Publishing and Perishing

There’s an old adage in academia: ‘Publish or perish.’  The basic tenet is that in order to prove your academic worth, you must publish peer-reviewed articles and monographs on a consistent basic.  In the UK it all goes on the REF; in the US it leads to tenure.  I’m sure there are similar concepts in other countries throughout the world.

So it is with that background that I received my first journal rejection this week.  I know it is an academic rite-of-passage to receive journal rejections.  I know in the long-run it will make the article better, should I follow the suggested comments and resubmit or even try a different journal altogether.  In fact, having just re-read the article, I already see numerous points for improvement.  Once I take the reviewer comments on-board, I’m sure it will be much stronger and better written.

Still, knowing these things logically does not lessen the pain and disappointment of receiving that rejection.  When I was researching and writing the article over the summer, I was very excited by my argument.  I thought it was a new take on a well-researched topic — collective memory.  I was writing about collective memory, but this time in music, which has very little literature associated with it as of yet (that I can find, anyway.  Maybe the reviewer comments will highlight some missed books.)  Similarly, the people I asked for comments also seemed enticed by the argument and take on the subject.    So, obviously, I had high hopes for the article.

I had followed much of the previous advice I had heard about publishing — cater the style and content for the specific journal; find the right journal; get to know the journal audience; etc.  The journal I was aiming for is the one I have been using most in my research so I thought I knew the audience well and found the right journal.  I had changed my style from my normal way to fit in with its editorial format.  I thought I had done everything right.  Except write an article well enough to get published, apparently.

I wonder if it’s possible to perish before you even get the chance to publish?  That is how I feel at the moment.  My academic career will finish before I even had the opportunity to begin it properly, the tiny voice at the back of my brain says.  As a self-funded PhD student, I already had doubts about contributing in the grant-grabbing areas of higher education.  And, as a recent THE article attests, many PhD students feel ’embarrassed’ to be self-funded.  In some respects, I certainly do.  So my self-funding and lack of publishing seem to doom me to a non-academic career before I even have the chance to start it.  Or so that tiny voice keeps saying.

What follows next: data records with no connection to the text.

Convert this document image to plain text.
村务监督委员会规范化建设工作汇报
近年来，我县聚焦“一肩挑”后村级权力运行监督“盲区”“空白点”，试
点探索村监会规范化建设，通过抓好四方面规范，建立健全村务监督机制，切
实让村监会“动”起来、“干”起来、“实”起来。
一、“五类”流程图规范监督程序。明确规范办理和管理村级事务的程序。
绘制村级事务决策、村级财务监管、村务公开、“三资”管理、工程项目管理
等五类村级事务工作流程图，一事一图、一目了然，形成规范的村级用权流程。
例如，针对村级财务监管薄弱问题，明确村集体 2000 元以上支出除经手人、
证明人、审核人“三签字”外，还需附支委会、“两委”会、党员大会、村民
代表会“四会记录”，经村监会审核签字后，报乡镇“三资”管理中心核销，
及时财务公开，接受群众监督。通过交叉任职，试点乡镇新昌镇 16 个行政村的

But one article, or lack thereof, does not a career make (unless it’s Einstein’s Theory of Relativity, I suppose).  Plus, I was an editor for an academic journal (Retrospectives), so I understand some of the realities of publishing.  I know that most articles don’t get accepted in the first instance.  I know that reviews play a critical role in making articles better.  I know that reviewers can have vastly different opinions.  One might think an article is brilliant whilst another might think it’s the worst thing ever.  I experienced all those as an editor, so I know about them.  But it’s different to be on the other side of the spectrum and actually experience the first instance rejection and read reviewer comments.

While it’s not quite ‘back to the drawing board’ (computer screen?) for the article, it will take a bit more work to get into publishing shape.  So I eagerly await to receive the reviewer comments, though not necessarily the revising that comes with them.  Still, I had hoped to have at least one article published before I submitted my PhD.  Of course, since I’m planning on submitting in September I still have time; and even more should I need an extension for some reason.  Thus, I will re-work my article and try again.  In academia it may be ‘Publish or Perish’, but often in the rest of the world it’s ‘Try, try again’.  I suppose that works in academia, too.